Columbia International Affairs Online: Working Papers

CIAO DATE: 11/2008

Correcting Course: Victims and the Justice and Peace Law in Colombia - Latin America Report N°29

October 2008

International Crisis Group

Abstract

The more than 155,000 victims of Colombia's conflict registered to date with the attorney general's Justice and Peace Unit (JPU) - mostly those who suffered from the paramilitaries - are mainly onlookers to, not actors in, a lagging transitional justice process. Over three years after passage, implementation of the Justice and Peace Law (JPL) is stymied by the relative disinterest in promoting victims' rights of the Uribe government and much of political and civil society. The problems are exacerbated by serious operational and financial bottlenecks in the judicial process and assistance and reparations to victims, as well as the persistence of armed conflict with Revolutionary Armed Forces of Colombia (FARC) insurgents and the emergence of new illegal armed groups (NIAGs) and paramilitary successors.

To avoid failure of the process, more government commitment to rigorous JPL implementation is required, as is constructive dialogue with the political opposition and victims and human rights groups on the new victims of violence law before Congress and an integrated victims and reparations strategy. There is also need to increase protection of victims from illegal armed groups, eliminate military abuses and strengthen the rule of law across the country.
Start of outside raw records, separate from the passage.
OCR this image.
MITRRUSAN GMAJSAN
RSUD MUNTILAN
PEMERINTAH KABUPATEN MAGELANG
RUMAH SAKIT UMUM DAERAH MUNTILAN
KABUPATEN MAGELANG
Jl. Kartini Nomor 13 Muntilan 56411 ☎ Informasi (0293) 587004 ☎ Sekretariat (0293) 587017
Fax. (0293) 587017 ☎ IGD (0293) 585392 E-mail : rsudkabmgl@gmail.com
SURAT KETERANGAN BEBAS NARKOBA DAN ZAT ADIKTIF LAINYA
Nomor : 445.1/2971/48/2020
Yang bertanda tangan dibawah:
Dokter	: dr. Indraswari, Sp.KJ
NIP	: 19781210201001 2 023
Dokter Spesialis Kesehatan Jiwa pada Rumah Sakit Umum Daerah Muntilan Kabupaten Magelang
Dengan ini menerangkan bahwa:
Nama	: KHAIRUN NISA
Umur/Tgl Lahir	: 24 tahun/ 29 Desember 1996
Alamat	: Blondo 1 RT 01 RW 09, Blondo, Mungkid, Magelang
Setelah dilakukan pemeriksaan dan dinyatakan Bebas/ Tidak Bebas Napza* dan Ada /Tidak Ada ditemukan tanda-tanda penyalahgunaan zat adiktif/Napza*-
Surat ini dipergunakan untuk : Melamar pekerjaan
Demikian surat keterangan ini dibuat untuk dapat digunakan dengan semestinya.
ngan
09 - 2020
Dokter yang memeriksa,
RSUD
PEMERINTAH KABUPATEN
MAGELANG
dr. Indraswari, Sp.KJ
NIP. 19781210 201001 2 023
The government has treated military efforts to reestablish security throughout the country as a much higher priority than defence and promotion of victims' rights. The institutions charged with JPL implementation experience great difficulties moving the judicial process forward, providing assistance to victims and recovering ill-gotten assets that can be used to pay them reparations. Focused narrowly on its security policy, the government has done little to address these serious shortcomings. Its recent decree establishing an administrative reparations program is likely to provide only short-term relief to victims and could undermine the justice and truth goals.

Some civil society as well as human rights organisations are trying to reach out to victims and give them legal and other help, but they represent only a small sector of the large and fragmented victim universe. Political parties kept their distance for several years, and the National Commission for Reparation and Reconciliation (NCRR), charged with defending and promoting victims' interests, has been hamstrung by its closeness to the government and internal divisions. Only a recent initiative by the Liberal party for a victims law has started to bring civil society and parties, both opposition and pro-government, together on the issue.

Victims' active participation in the JPL process is hindered by the evolution of the armed conflict. The emergence of NIAGs is a major obstacle, especially in regions like Nariño, where the new groups are using intimidation and violence much like their paramilitary predecessors did. The ongoing military struggle with the FARC, in which the security forces sometimes have used questionable and even criminal tactics, also causes difficulties. Victims have been able to increase their participation and make themselves better heard only in regions where NIAGs have not yet emerged, insurgent groups have been driven out and civil society organisations and local, departmental and national government institutions are cooperating more closely, such as eastern Antioquia.

Expanding the rule of law, security and victim protection and strengthening institutional capacity for JPL implementation are major challenges the Uribe administration must meet if it is to prevent the transitional justice process from failing. The current debate in Congress about a new victims law is an opportunity for government and political opposition to work together and engage victims, human rights and civil society organisations in the design of a policy seen as an essential complement to, not a competitor with, the effort to win the military struggle with illegal armed groups. Efforts by the security forces to recover territory contribute to the consolidation of the state's presence in Colombia's regions, but to be ultimately successful they need to be combined with rigorous implementation of the JPL, so as to end impunity, as well as expand the rule of law across the country - two measures that are rhetorically key pillars of the government's pacification strategy but in practice are too often undermined by its own actions.